The 1½ mile beach is lined with palm trees, palapa-covered restaurants and beach vendors with colorful canopied carts selling everything from coconut drinks and coconut macaroons, to grilled fish and shrimp on a stick. The ocean water is typically warm and calm making it safe for swimming, boogie boarding and other water sports.

  Post image for Sunset Before The Storm
Left photo by Paraiso del Pescador Bungalows

There are two small islands off the coast, Coral and Crab Island, which undeniably provide a physical and visual anchor for the entire bay.
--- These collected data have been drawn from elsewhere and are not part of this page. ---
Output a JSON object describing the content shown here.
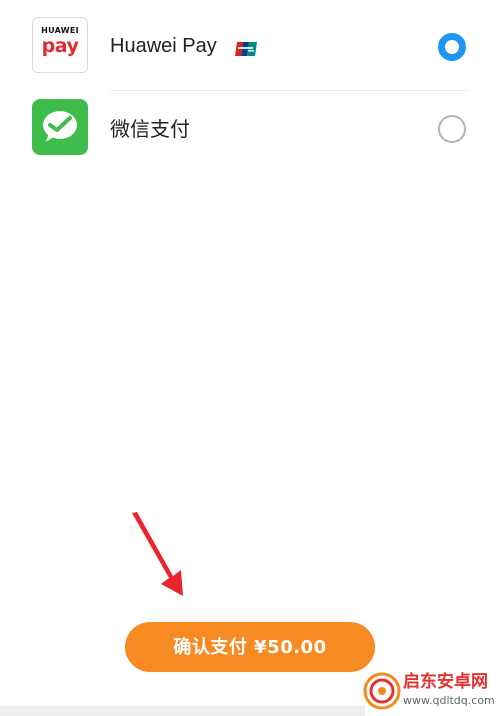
{
  "payment_options": [
    {
      "name": "Huawei Pay",
      "logo_line1": "HUAWEI",
      "logo_line2": "pay",
      "selected": true
    },
    {
      "name": "微信支付",
      "selected": false
    }
  ],
  "confirm_button": {
    "label": "确认支付 ¥50.00"
  },
  "watermark": {
    "name": "启东安卓网",
    "url": "www.qdltdq.com"
  },
  "colors": {
    "accent_orange": "#f78a22",
    "radio_blue": "#2096f3",
    "wechat_green": "#3ebd4d",
    "huawei_red": "#e22b30",
    "annotation_arrow": "#e8262e"
  },
  "icons": {
    "huawei_logo": "huawei-pay-logo",
    "wechat_logo": "wechat-pay-logo",
    "unionpay_badge": "unionpay-icon",
    "annotation": "red-arrow-icon"
  }
}
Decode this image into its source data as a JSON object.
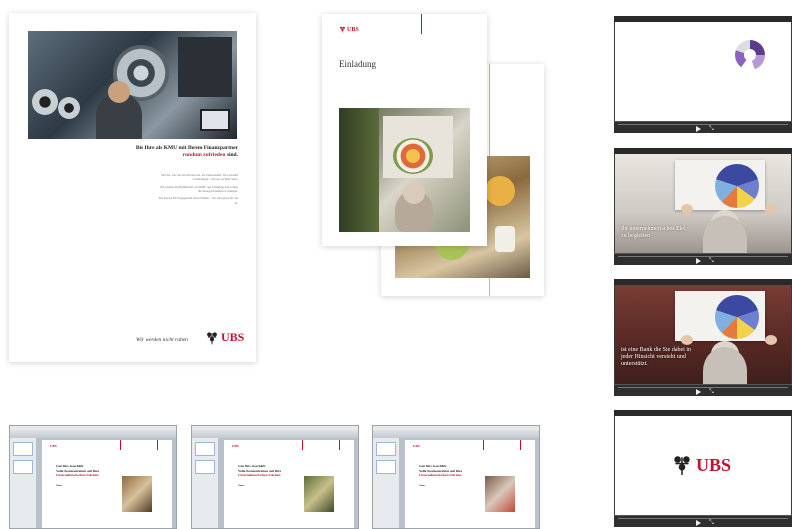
{
  "poster": {
    "headline_line1": "Bis Ihre als KMU mit Ihrem Finanzpartner",
    "headline_line2": "rundum zufrieden",
    "headline_line3": "sind.",
    "body_p1": "Tun Sie, was Sie am liebsten tun, als Unternehmer: Ihr Geschäft voranbringen – mit uns an Ihrer Seite.",
    "body_p2": "Wir kennen die Bedürfnisse von KMU aus Erfahrung und sorgen für massgeschneiderte Lösungen.",
    "body_p3": "Für uns hat Ihr Engagement einen Namen – wir sind gerne für Sie da.",
    "slogan": "Wir werden nicht ruhen",
    "logo_text": "UBS"
  },
  "invitation": {
    "logo_text": "UBS",
    "title": "Einladung"
  },
  "videos": [
    {
      "caption": ""
    },
    {
      "caption": "Ihr unternehmerisches Ziel zu begleiten"
    },
    {
      "caption": "ist eine Bank die Sie dabei in jeder Hinsicht versteht und unterstützt."
    },
    {
      "logo_text": "UBS"
    }
  ],
  "screenshots": [
    {
      "logo": "UBS",
      "line1": "Gut fürs Geschäft:",
      "line2": "Volle Konzentration auf Ihre",
      "line3": "Unternehmerischen Stärken.",
      "sub": "Name"
    },
    {
      "logo": "UBS",
      "line1": "Gut fürs Geschäft:",
      "line2": "Volle Konzentration auf Ihre",
      "line3": "Unternehmerischen Stärken.",
      "sub": "Name"
    },
    {
      "logo": "UBS",
      "line1": "Gut fürs Geschäft:",
      "line2": "Volle Konzentration auf Ihre",
      "line3": "Unternehmerischen Stärken.",
      "sub": "Name"
    }
  ],
  "colors": {
    "brand_red": "#c8102e"
  },
  "icons": [
    "ubs-keys-icon",
    "play-icon",
    "expand-icon"
  ]
}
You can kayak to the large island, dock and swim in the shallow water – or paddle along the coast and enjoy the spectacular views of the shoreline and the Sierra Madre mountains beyond.

La Peñita de Jaltemba
La Peñita de Jaltemba is the largest of the three towns and provides the commercial and public services including a new private hospital, ATMs, post office, bus stations, as well as several small hotels and bungalows, a few trailer parks, B&Bs, rental homes, condos and apartments. The beach in La Peñita is great for shelling and quiet long morning walks. A new malecón is being constructed near the center of town and should be completed by the end of this summer.


 
  

This charming fishing village is quiet, friendly and the epitome of “real” Mexico. Locals congregate along La Avenida (main street) and in the plaza, which sits at the center of town adjacent to the newly renovated church. The bullring, located a few blocks away, is a popular gathering place for rodeos, roping, riding practice and musical events. If you venture across the highway and over the hill to the back side of La Peñita, you’ll discover a whole other world with cowboys on horseback, goat and cattle ranches, bird refuges and fields planted with sugarcane, pineapples, yaka, mangoes and other agricultural crops.